Runway

Gauntlett Cheng Spring 2025 Ready-to-Wear Collection

It has been two years since Jenny Cheng and Esther Gauntlett showed a collection during New York Fashion Week; but they had good reason for their comeback this year—it was their brand’s 10th anniversary. “We wanted to celebrate our 10 years as a New York brand but also to celebrate each other,” Cheng said a week after their show at their showroom in Soho. “It’s an important marker of time and a chance to reflect.” In 2020 the brand had decided to show only once a year, but they attributed their most recent extra-long break to needing “space.” “We wanted to make sure this season was the celebration we were both craving,” Gauntlett added. “We’re really passionate about making sure Gauntlett Cheng has longevity; that we enjoy making the collections, that we have time and space to do so, and that we support each other and our mental health.”

If space was what they needed then it’s a good thing they got it; their spring 2025 collection was their strongest yet.
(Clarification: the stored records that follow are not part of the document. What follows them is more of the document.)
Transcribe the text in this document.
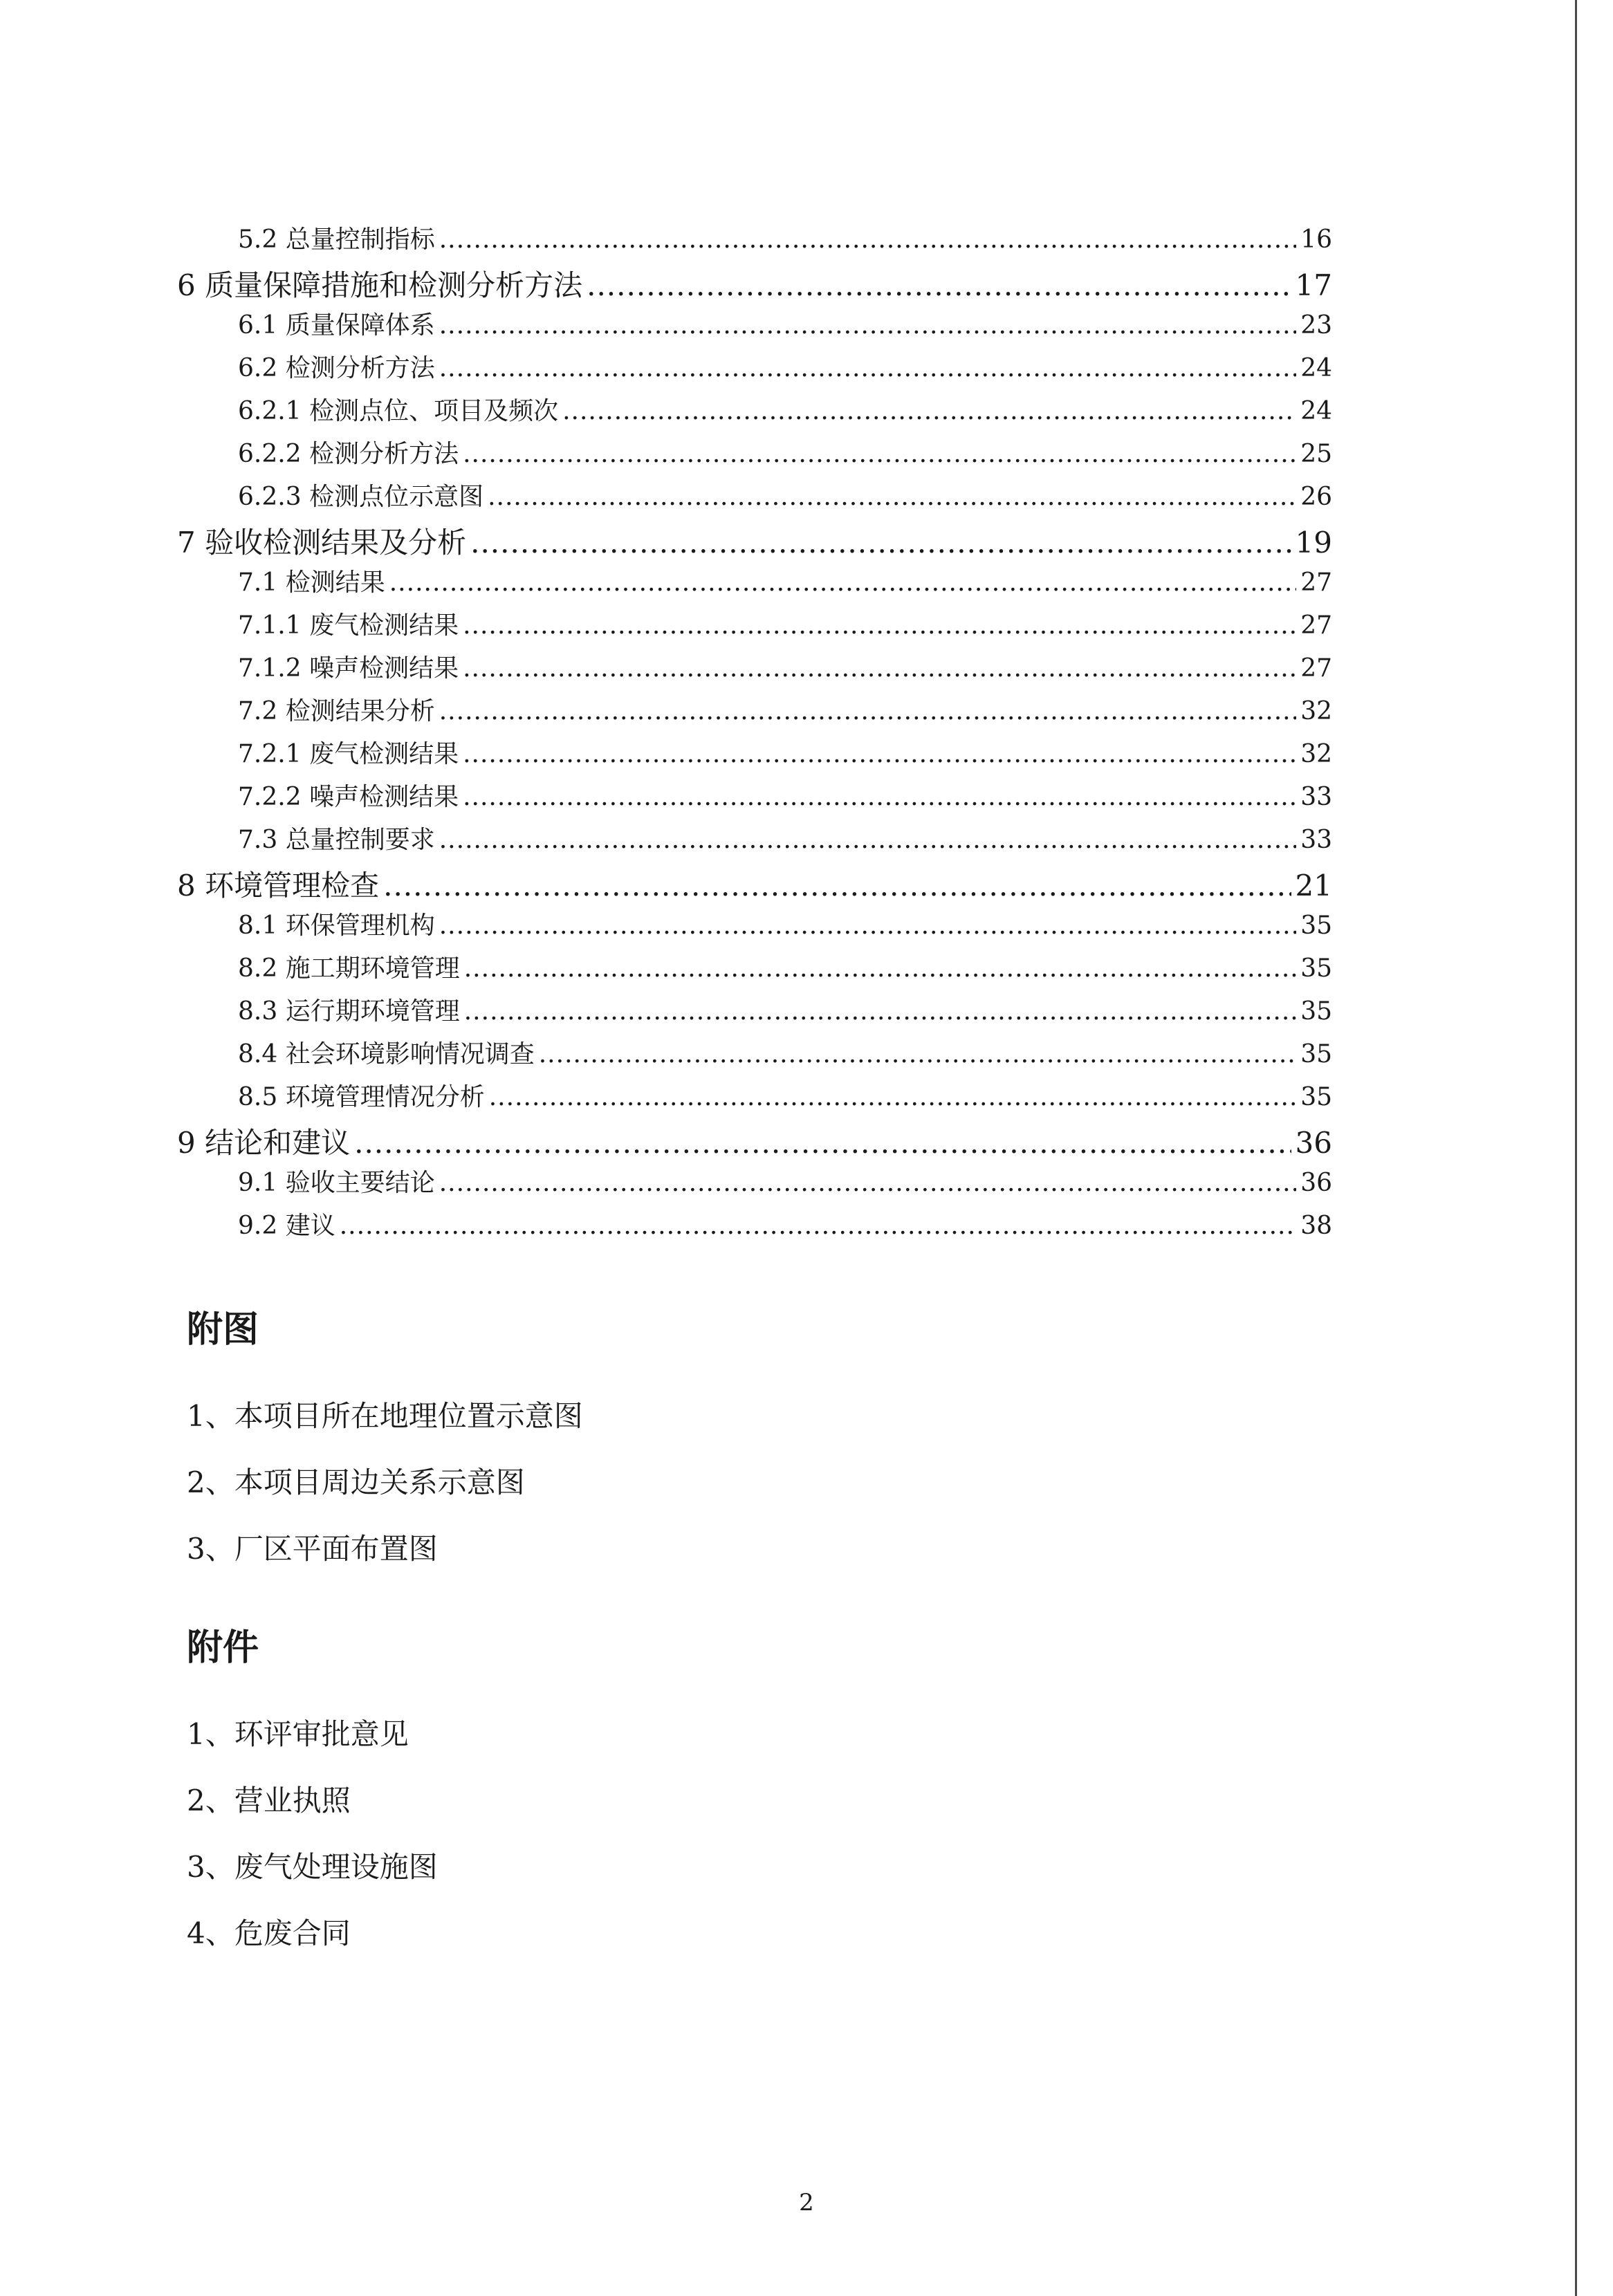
5.2 总量控制指标 .....	16
6 质量保障措施和检测分析方法 .....	17
6.1 质量保障体系 .....	23
6.2 检测分析方法 .....	24
6.2.1 检测点位、项目及频次 .....	24
6.2.2 检测分析方法 .....	25
6.2.3 检测点位示意图 .....	26
7 验收检测结果及分析 .....	19
7.1 检测结果 .....	27
7.1.1 废气检测结果 .....	27
7.1.2 噪声检测结果 .....	27
7.2 检测结果分析 .....	32
7.2.1 废气检测结果 .....	32
7.2.2 噪声检测结果 .....	33
7.3 总量控制要求 .....	33
8 环境管理检查 .....	21
8.1 环保管理机构 .....	35
8.2 施工期环境管理 .....	35
8.3 运行期环境管理 .....	35
8.4 社会环境影响情况调查 .....	35
8.5 环境管理情况分析 .....	35
9 结论和建议 .....	36
9.1 验收主要结论 .....	36
9.2 建议 .....	38
附图
1、本项目所在地理位置示意图
2、本项目周边关系示意图
3、厂区平面布置图
附件
1、环评审批意见
2、营业执照
3、废气处理设施图
4、危废合同
2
The opening look was a halter top and matching skirt made from Japanese mohair mixed with a metallic yarn knitted into “ottoman knit with floats” so that the horizontal yarns sort of floated above the rest of the fabric. But look closer, and it was in fact a dress; the top and bottom pieces were joined by a mesh bodice. This same interplay with negative space was used on a pencil skirt where the mesh panels “surrounded” curved panels on the front and back of the skirt, exposing the hips and sides of the legs as the models walked. The designers also inverted this effect on a pair of trousers and a skirt made from white lace, turned inside out, and overprinted with a “tweed pattern.” The lace was contrasted by a fabric embellished with teeny tiny sequins, which outlined the sheer panels on the middle. The same “tweed pattern” was printed on an easy-yet-elegant bias-cut slip dress adorned with a hand-beaded asymmetrical panel that could be worn in different ways around the body.
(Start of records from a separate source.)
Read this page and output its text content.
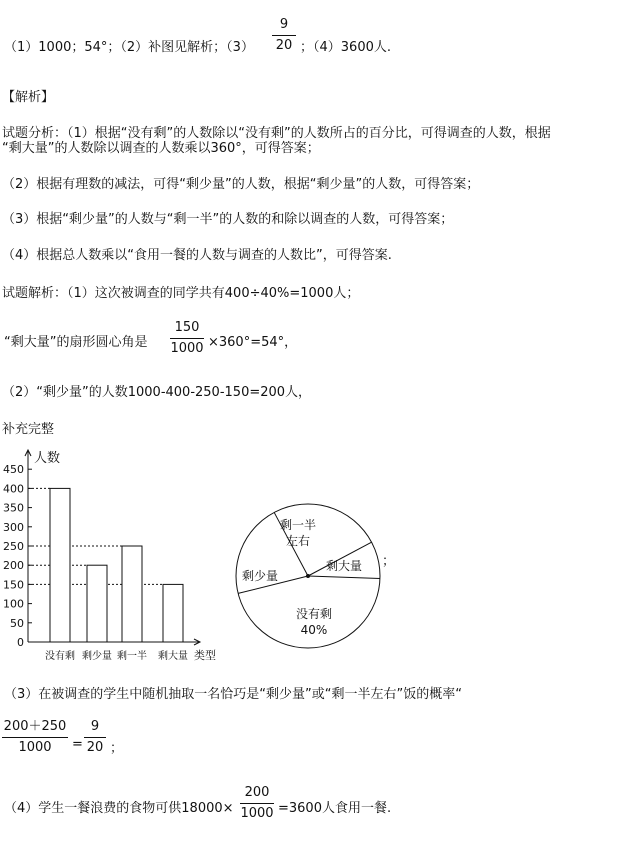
（1）1000；54°；（2）补图见解析；（3）
9
20 ；（4）3600人.
【解析】
试题分析：（1）根据“没有剩”的人数除以“没有剩”的人数所占的百分比，可得调查的人数，根据
“剩大量”的人数除以调查的人数乘以360°，可得答案；
（2）根据有理数的减法，可得“剩少量”的人数，根据“剩少量”的人数，可得答案；
（3）根据“剩少量”的人数与“剩一半”的人数的和除以调查的人数，可得答案；
（4）根据总人数乘以“食用一餐的人数与调查的人数比”，可得答案.
试题解析：（1）这次被调查的同学共有400÷40%=1000人；
“剩大量”的扇形圆心角是
150
1000 ×360°=54°，
（2）“剩少量”的人数1000-400-250-150=200人，
补充完整
0
50
100
150
200
250
300
350
400
450
没有剩 剩少量 剩一半 剩大量
人数
类型
剩一半
左右
剩大量
没有剩
40%
剩少量
；
（3）在被调查的学生中随机抽取一名恰巧是“剩少量”或“剩一半左右”饭的概率“
200＋250
1000	=
9
20 ；
（4）学生一餐浪费的食物可供18000×
200
1000 =3600人食用一餐.
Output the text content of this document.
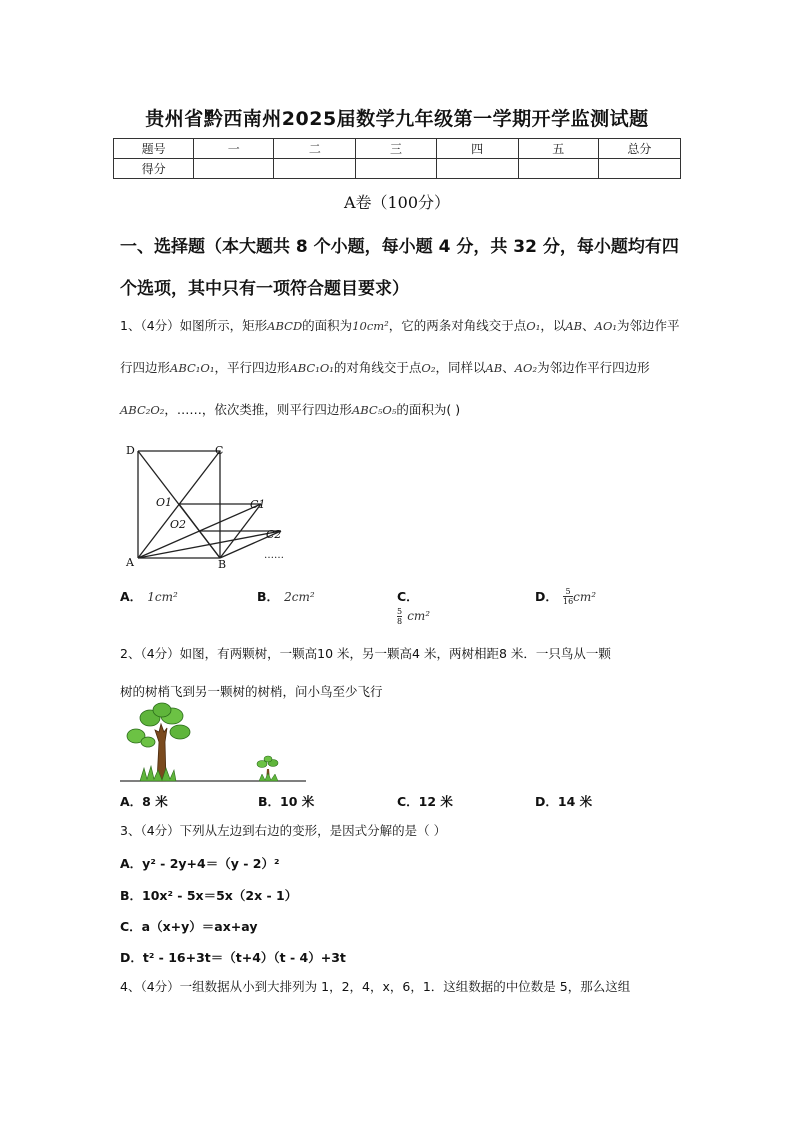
贵州省黔西南州2025届数学九年级第一学期开学监测试题
题号	一	二	三	四	五	总分
得分						
A卷（100分）
一、选择题（本大题共 8 个小题，每小题 4 分，共 32 分，每小题均有四个选项，其中只有一项符合题目要求）
1、（4分）如图所示，矩形ABCD的面积为10cm²，它的两条对角线交于点O₁，以AB、AO₁为邻边作平行四边形ABC₁O₁，平行四边形ABC₁O₁的对角线交于点O₂，同样以AB、AO₂为邻边作平行四边形ABC₂O₂，……，依次类推，则平行四边形ABC₅O₅的面积为( )
D	C
O1
O2
C1
C2
A	B
……
A． 1cm²	B． 2cm²	C．

$\frac{5}{8} cm^2$
D． $\frac{5}{16} cm^2$
2、（4分）如图，有两颗树，一颗高10 米，另一颗高4 米，两树相距8 米．一只鸟从一颗
树的树梢飞到另一颗树的树梢，问小鸟至少飞行
A．8 米	B．10 米	C．12 米	D．14 米
3、（4分）下列从左边到右边的变形，是因式分解的是（ ）
A．y² - 2y+4＝（y - 2）²
B．10x² - 5x＝5x（2x - 1）
C．a（x+y）＝ax+ay
D．t² - 16+3t＝（t+4）（t - 4）+3t
4、（4分）一组数据从小到大排列为 1，2，4，x，6，1．这组数据的中位数是 5，那么这组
“We make all the samples in house, our hands are touching everything, and it was important to us to give ourselves time to play and to really push all those kinds of textile manipulations,” said Gauntlett. A few pieces embellished with a myriad of sequins, golden stars, rhinestones, and other bits and bobs they’d sourced from the Dance Theater of Harlem a decade ago were made in collaboration with David Moses—who was the third designer when they first launched as Moses Gauntlett Cheng. “When we were thinking about how we wanted to work with David again, the idea of ‘making together’ was really important,” said Gauntlett. “We wanted to sit down, the three of us, our hands all on something.”
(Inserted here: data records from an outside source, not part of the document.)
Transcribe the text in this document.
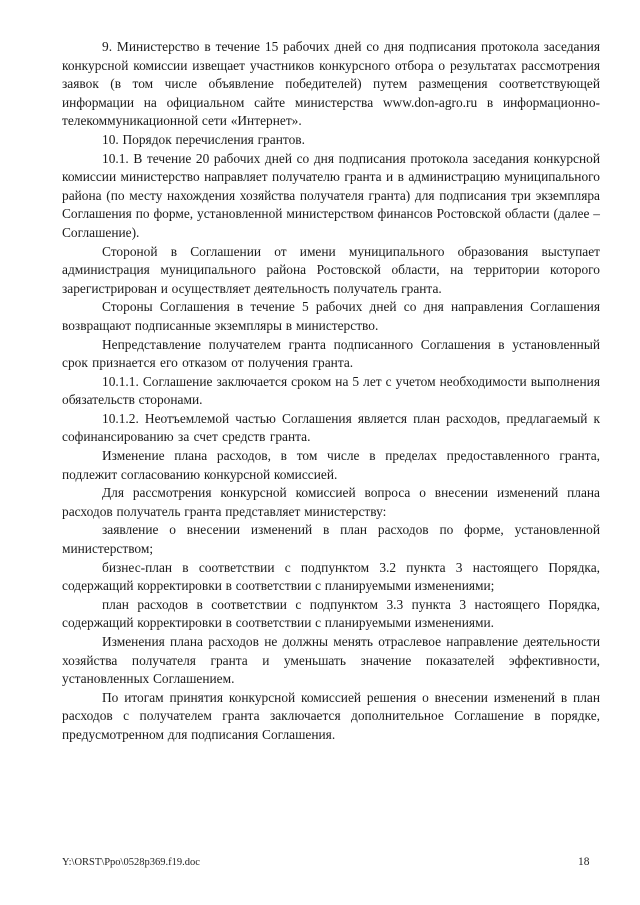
9. Министерство в течение 15 рабочих дней со дня подписания протокола заседания конкурсной комиссии извещает участников конкурсного отбора о результатах рассмотрения заявок (в том числе объявление победителей) путем размещения соответствующей информации на официальном сайте министерства www.don-agro.ru в информационно-телекоммуникационной сети «Интернет».

10. Порядок перечисления грантов.

10.1. В течение 20 рабочих дней со дня подписания протокола заседания конкурсной комиссии министерство направляет получателю гранта и в администрацию муниципального района (по месту нахождения хозяйства получателя гранта) для подписания три экземпляра Соглашения по форме, установленной министерством финансов Ростовской области (далее – Соглашение).

Стороной в Соглашении от имени муниципального образования выступает администрация муниципального района Ростовской области, на территории которого зарегистрирован и осуществляет деятельность получатель гранта.

Стороны Соглашения в течение 5 рабочих дней со дня направления Соглашения возвращают подписанные экземпляры в министерство.

Непредставление получателем гранта подписанного Соглашения в установленный срок признается его отказом от получения гранта.

10.1.1. Соглашение заключается сроком на 5 лет с учетом необходимости выполнения обязательств сторонами.

10.1.2. Неотъемлемой частью Соглашения является план расходов, предлагаемый к софинансированию за счет средств гранта.

Изменение плана расходов, в том числе в пределах предоставленного гранта, подлежит согласованию конкурсной комиссией.

Для рассмотрения конкурсной комиссией вопроса о внесении изменений плана расходов получатель гранта представляет министерству:

заявление о внесении изменений в план расходов по форме, установленной министерством;

бизнес-план в соответствии с подпунктом 3.2 пункта 3 настоящего Порядка, содержащий корректировки в соответствии с планируемыми изменениями;

план расходов в соответствии с подпунктом 3.3 пункта 3 настоящего Порядка, содержащий корректировки в соответствии с планируемыми изменениями.

Изменения плана расходов не должны менять отраслевое направление деятельности хозяйства получателя гранта и уменьшать значение показателей эффективности, установленных Соглашением.

По итогам принятия конкурсной комиссией решения о внесении изменений в план расходов с получателем гранта заключается дополнительное Соглашение в порядке, предусмотренном для подписания Соглашения.

Y:\ORST\Ppo\0528p369.f19.doc	18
Elsewhere, they hand cut a sparkly tinsel-y knit to turn it into a stripe-on-sheer fabric, which they used—once again inside out—on a series of asymmetrical draped tops and dresses. Against the skin, the tinsel becomes “trapped underneath the skin,” adding a different textural element. Their signature ruched elastic draped asymmetric dresses and tops were modern, ladylike, and further proof of how far they’ve come. “This is the most complicated pattern I’ve ever done in my life!” Gauntlett added. “It’s one big spiral that wraps around the body, and all these lines are [angled] at 72 degrees exactly, and they continuously spiral around the body.”